City Council approved the hiring of Nathan Goette as police chief and Darren Bettin to fill a full-time officer position at Tuesday night’s meeting.
“It’s historic,” quips Mayor Scott Robertson. “Things are looking up. We’re getting there, we’ll be fine.”
Council member Calvin Howard shares Robertson’s relief that the Police Department is almost back to three full-time officers.
“There should be a parade in town, almost,” says Howard. “It’s big news. This is what the city wanted. I’m glad we stuck we with.

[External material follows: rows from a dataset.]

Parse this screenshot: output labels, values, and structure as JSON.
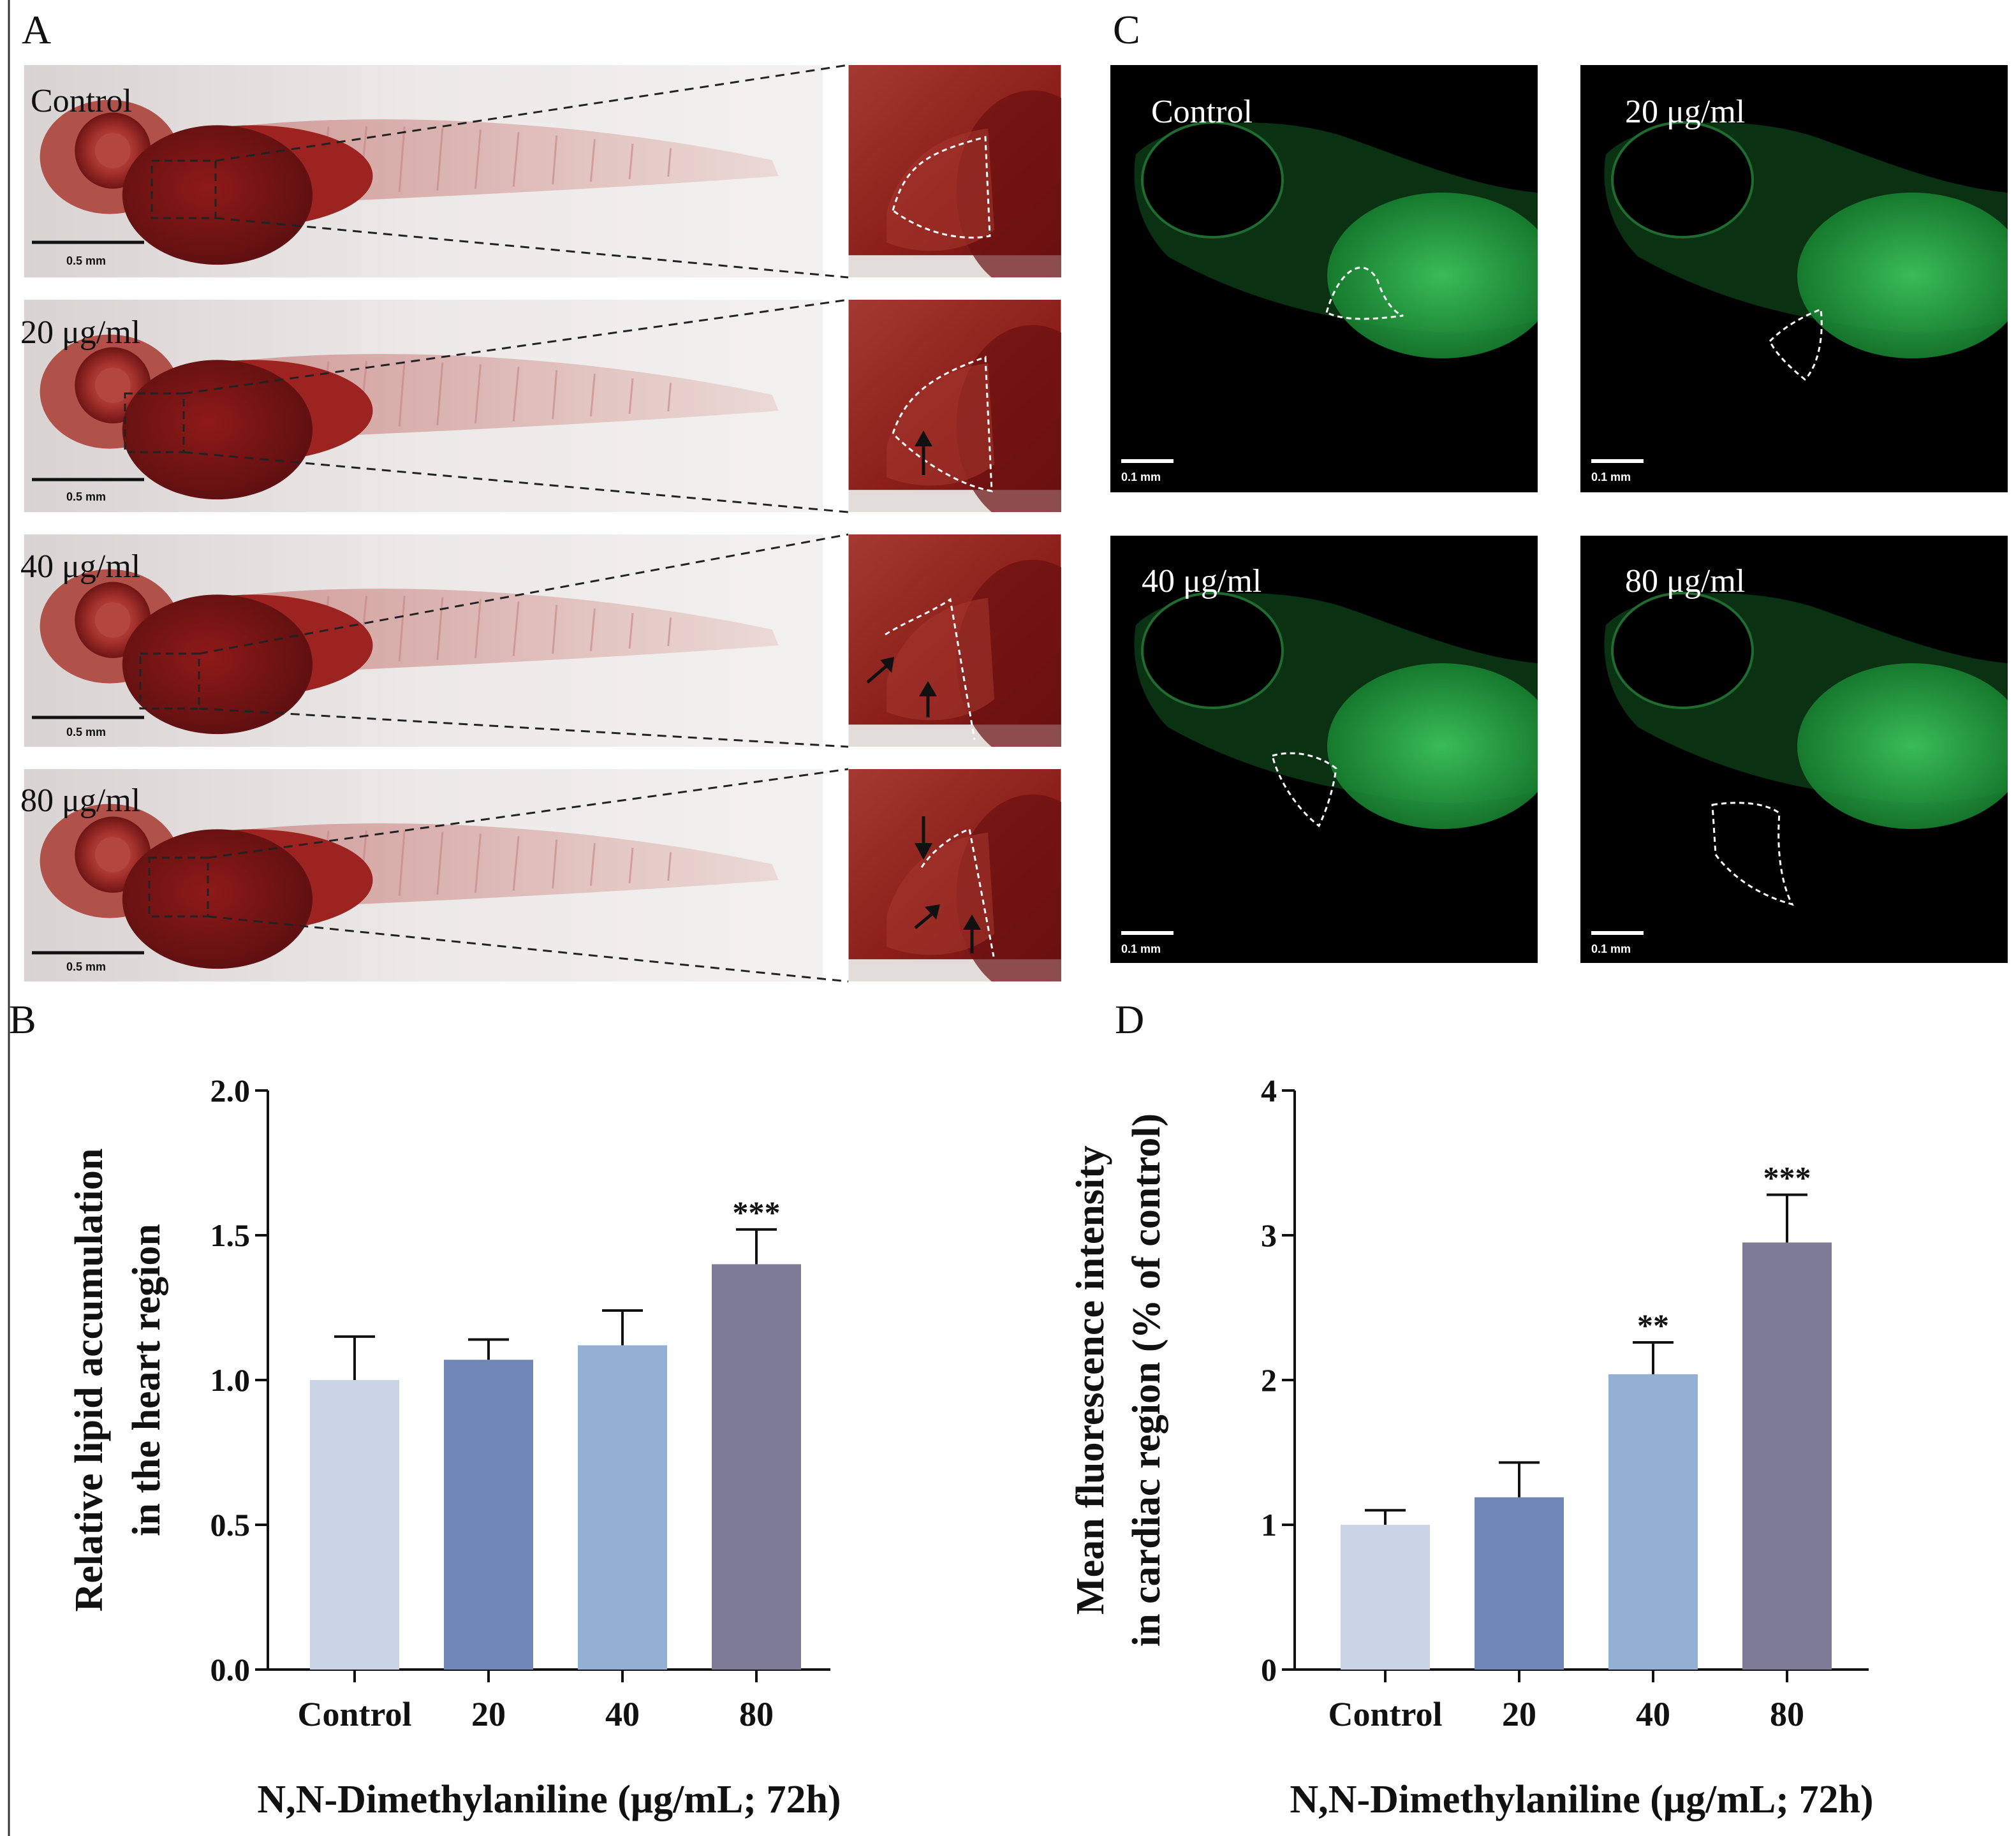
{
  "panels": {
    "a_letter": "A",
    "b_letter": "B",
    "c_letter": "C",
    "d_letter": "D"
  },
  "panel_a": {
    "labels": [
      "Control",
      "20 μg/ml",
      "40 μg/ml",
      "80 μg/ml"
    ],
    "scale_bar": "0.5 mm"
  },
  "panel_c": {
    "labels": [
      "Control",
      "20 μg/ml",
      "40 μg/ml",
      "80 μg/ml"
    ],
    "scale_bar": "0.1 mm"
  },
  "colors": {
    "bars": [
      "#cbd3e6",
      "#6f86b6",
      "#92b0d4",
      "#7d7b95"
    ],
    "fish_body": "#9b1c1a",
    "fish_background": "#e7e3e2",
    "fluorescence": "#2bb04d"
  },
  "chart_data": [
    {
      "type": "bar",
      "panel": "B",
      "categories": [
        "Control",
        "20",
        "40",
        "80"
      ],
      "values": [
        1.0,
        1.07,
        1.12,
        1.4
      ],
      "errors": [
        0.15,
        0.07,
        0.12,
        0.12
      ],
      "significance": [
        "",
        "",
        "",
        "***"
      ],
      "ylim": [
        0,
        2.0
      ],
      "yticks": [
        "0.0",
        "0.5",
        "1.0",
        "1.5",
        "2.0"
      ],
      "ytick_values": [
        0,
        0.5,
        1.0,
        1.5,
        2.0
      ],
      "ylabel_line1": "Relative lipid accumulation",
      "ylabel_line2": "in the heart region",
      "xlabel": "N,N-Dimethylaniline (μg/mL; 72h)"
    },
    {
      "type": "bar",
      "panel": "D",
      "categories": [
        "Control",
        "20",
        "40",
        "80"
      ],
      "values": [
        1.0,
        1.19,
        2.04,
        2.95
      ],
      "errors": [
        0.1,
        0.24,
        0.22,
        0.33
      ],
      "significance": [
        "",
        "",
        "**",
        "***"
      ],
      "ylim": [
        0,
        4
      ],
      "yticks": [
        "0",
        "1",
        "2",
        "3",
        "4"
      ],
      "ytick_values": [
        0,
        1,
        2,
        3,
        4
      ],
      "ylabel_line1": "Mean fluorescence intensity",
      "ylabel_line2": "in cardiac region (% of control)",
      "xlabel": "N,N-Dimethylaniline (μg/mL; 72h)"
    }
  ]
}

I’m optimistic everything is going to work out.”
The police department has been without an officer since September 2023, when Police Chief Eric Olson resigned to go work for the Faribault County Sheriff’s Department.
Prior to Olson’s resignation, the county hired one of the city’s two full-time officers in June of 2022 and another in January 2023.
In the meantime, police coverage has been provided by part-time officers and by the Sheriff’s Department.
City Administrator Judi Hynes did have some bad news for council members.
A candidate for a full-time officer position and in the background stage has withdrawn their application.
Hynes says the vacancy has been reposted again on the law enforcement Minnesota POST Board website as well as the League of Minnesota Cities website.
Goette is currently working for the USC School District as a resource officer.
Prior to that, he was a deputy for Scott County, a police officer and member of the SWAT Team for the city of Shakopee. He will be paid an hourly wage of $40.99.
Bettin is currently a part-time officer for the Blue Earth Police Department. It’s anticipated he will begin working in Winnebago near the end of February and will be paid an hourly wage of $31.20.
Olson, who has been serving as the city Chief Law Enforcement Officer (CLEO), asked the council if he could work part time for the city when not working for the county.
“There are some issues in Winnebago I’d like to take care,” says Olson. “I also figure it would be an easier transition for the police chief. I could come in once in a while and help train him too.”
No council members spoke out against Olson’s request to work part time.